Even Asimov was not equally fluent in all the genres he worked in. He could knock off one of his popular science books in two to four weeks, but a science fiction novel (so he said) took him seven to nine months. It wasn’t the actual writing that took the extra time, but inventing sufficiently interesting ideas and working out their consequences in the story.

Jim Henshaw, the screenwriter, defines creative writing as ‘trying to remember things that haven’t happened yet’. (Apparently this definition is not original with him, but he doesn’t say where he got it from.) The more involved the things are, the more time and effort it takes to ‘remember’ them.

An extreme example: Robert A. Heinlein took three solid days to write one line of Space Cadet. It took that long because he had to work out the trajectory to send a manned rocket from the Earth’s surface into geostationary orbit, ten years before anybody put a rocket into any kind of orbit. What’s more, he had to work it out by hand – the public had no access to computers in 1947. (And that does not count the years he spent beforehand learning the necessary physics.)

Of course, few novels call for that kind of rigorous research. And nothing requires it. Even in science fiction, you can fake it, like the writers of Buck Rogers, which was (for a time) enormously successful. But over the years, the fakery became more obvious and less defensible. Many people still read Heinlein today, but you would be hard pressed to find anyone who still reads Buck Rogers. Faked work doesn’t last.

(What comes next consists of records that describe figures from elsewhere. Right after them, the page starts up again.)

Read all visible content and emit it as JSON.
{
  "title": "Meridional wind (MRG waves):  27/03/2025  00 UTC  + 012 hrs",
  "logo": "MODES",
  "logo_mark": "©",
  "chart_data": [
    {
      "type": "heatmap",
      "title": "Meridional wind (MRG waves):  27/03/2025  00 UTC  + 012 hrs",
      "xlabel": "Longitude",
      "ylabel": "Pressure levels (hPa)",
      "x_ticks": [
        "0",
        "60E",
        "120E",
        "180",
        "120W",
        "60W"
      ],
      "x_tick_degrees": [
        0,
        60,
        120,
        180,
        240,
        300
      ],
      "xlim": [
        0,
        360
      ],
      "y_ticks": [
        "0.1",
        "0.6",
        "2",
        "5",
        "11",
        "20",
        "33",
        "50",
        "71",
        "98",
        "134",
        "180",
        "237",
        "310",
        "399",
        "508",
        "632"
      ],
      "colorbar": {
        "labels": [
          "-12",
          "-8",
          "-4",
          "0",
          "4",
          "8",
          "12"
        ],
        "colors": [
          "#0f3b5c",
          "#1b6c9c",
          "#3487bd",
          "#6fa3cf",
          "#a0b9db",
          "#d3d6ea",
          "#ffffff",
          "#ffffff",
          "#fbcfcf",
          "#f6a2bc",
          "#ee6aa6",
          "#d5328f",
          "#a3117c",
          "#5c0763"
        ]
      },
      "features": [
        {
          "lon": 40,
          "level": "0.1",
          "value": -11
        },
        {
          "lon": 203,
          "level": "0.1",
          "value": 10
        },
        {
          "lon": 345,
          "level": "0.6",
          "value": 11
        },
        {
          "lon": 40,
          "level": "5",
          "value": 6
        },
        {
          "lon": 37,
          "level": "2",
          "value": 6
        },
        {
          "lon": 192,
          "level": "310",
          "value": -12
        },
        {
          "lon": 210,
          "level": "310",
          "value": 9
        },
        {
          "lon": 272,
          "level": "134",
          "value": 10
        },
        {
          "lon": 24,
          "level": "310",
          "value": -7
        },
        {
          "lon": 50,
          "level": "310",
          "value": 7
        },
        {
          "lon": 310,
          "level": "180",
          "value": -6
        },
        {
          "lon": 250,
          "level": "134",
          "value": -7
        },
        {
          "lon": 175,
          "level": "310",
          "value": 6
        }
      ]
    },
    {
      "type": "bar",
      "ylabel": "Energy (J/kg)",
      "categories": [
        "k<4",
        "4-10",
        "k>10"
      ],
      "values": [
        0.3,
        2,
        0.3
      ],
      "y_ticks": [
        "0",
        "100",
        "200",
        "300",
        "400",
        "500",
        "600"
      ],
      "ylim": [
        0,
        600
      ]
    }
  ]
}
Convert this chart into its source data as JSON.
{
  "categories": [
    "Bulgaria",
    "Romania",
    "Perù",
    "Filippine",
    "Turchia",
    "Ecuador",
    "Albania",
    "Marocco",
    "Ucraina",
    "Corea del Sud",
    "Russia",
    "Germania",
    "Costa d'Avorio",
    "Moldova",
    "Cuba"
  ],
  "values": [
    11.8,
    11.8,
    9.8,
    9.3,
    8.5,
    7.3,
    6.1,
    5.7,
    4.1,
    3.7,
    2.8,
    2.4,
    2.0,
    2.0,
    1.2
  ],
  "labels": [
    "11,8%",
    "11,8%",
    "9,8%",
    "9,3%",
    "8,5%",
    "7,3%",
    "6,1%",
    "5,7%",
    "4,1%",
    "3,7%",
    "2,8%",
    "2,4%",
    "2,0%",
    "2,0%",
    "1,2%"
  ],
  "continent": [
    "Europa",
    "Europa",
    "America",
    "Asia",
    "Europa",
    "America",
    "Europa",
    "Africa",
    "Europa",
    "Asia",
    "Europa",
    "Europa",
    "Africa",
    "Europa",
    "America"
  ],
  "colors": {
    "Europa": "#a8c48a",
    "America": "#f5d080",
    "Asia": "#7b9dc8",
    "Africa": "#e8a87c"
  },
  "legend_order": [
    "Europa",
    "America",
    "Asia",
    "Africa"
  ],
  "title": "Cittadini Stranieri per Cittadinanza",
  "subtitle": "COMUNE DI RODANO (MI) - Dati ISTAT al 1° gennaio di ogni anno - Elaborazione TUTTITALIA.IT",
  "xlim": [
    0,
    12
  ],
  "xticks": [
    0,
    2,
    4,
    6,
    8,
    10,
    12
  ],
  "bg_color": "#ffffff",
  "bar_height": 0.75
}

So while it is very seldom worth a writer’s time to spend months or years obsessing over details of prose at the sentence level, there are some things worth obsessing over. Calculations of the type, ‘I can write X words per hour for Y hours a day, and get Z novels finished in a year’ always leave that factor out. It takes additional time to come up with good ideas, and to develop them well.


  1. The delights of planning one’s work, when a writer.

  2. DensityDuck says:

    Although the books are Asimov’s in the most technical sense: Every time someone bought one he got a royalty check (and, in return, the publisher got to use Asimov’s name recognition factor to sell the book.)

    • In that very technical sense, the books were anywhere from about one-tenth to one-fifteenth Asimov’s. Each of the authors of the stories got a royalty cheque; each of the editors (Martin Harry Greenberg, Asimov, and frequently Charles Waugh) got a one-third share of the editorial bit of the royalty. And while I have no objection to a publisher using Asimov’s name to sell a book (with his and the actual author’s consent), it is simply not factually correct to count such a book as written by Asimov.

      What all this does is to massively cheapen Asimov’s real accomplishment. He could brag, ‘I have written 350 books, distributed across nearly every major category of the Dewey Decimal System,’ and few others could match that boast. Or he could say, ‘I have written or edited 500 books,’ and dozens of old experienced New York editors could sniff and call him a piker. They had edited books by the thousand, some of them.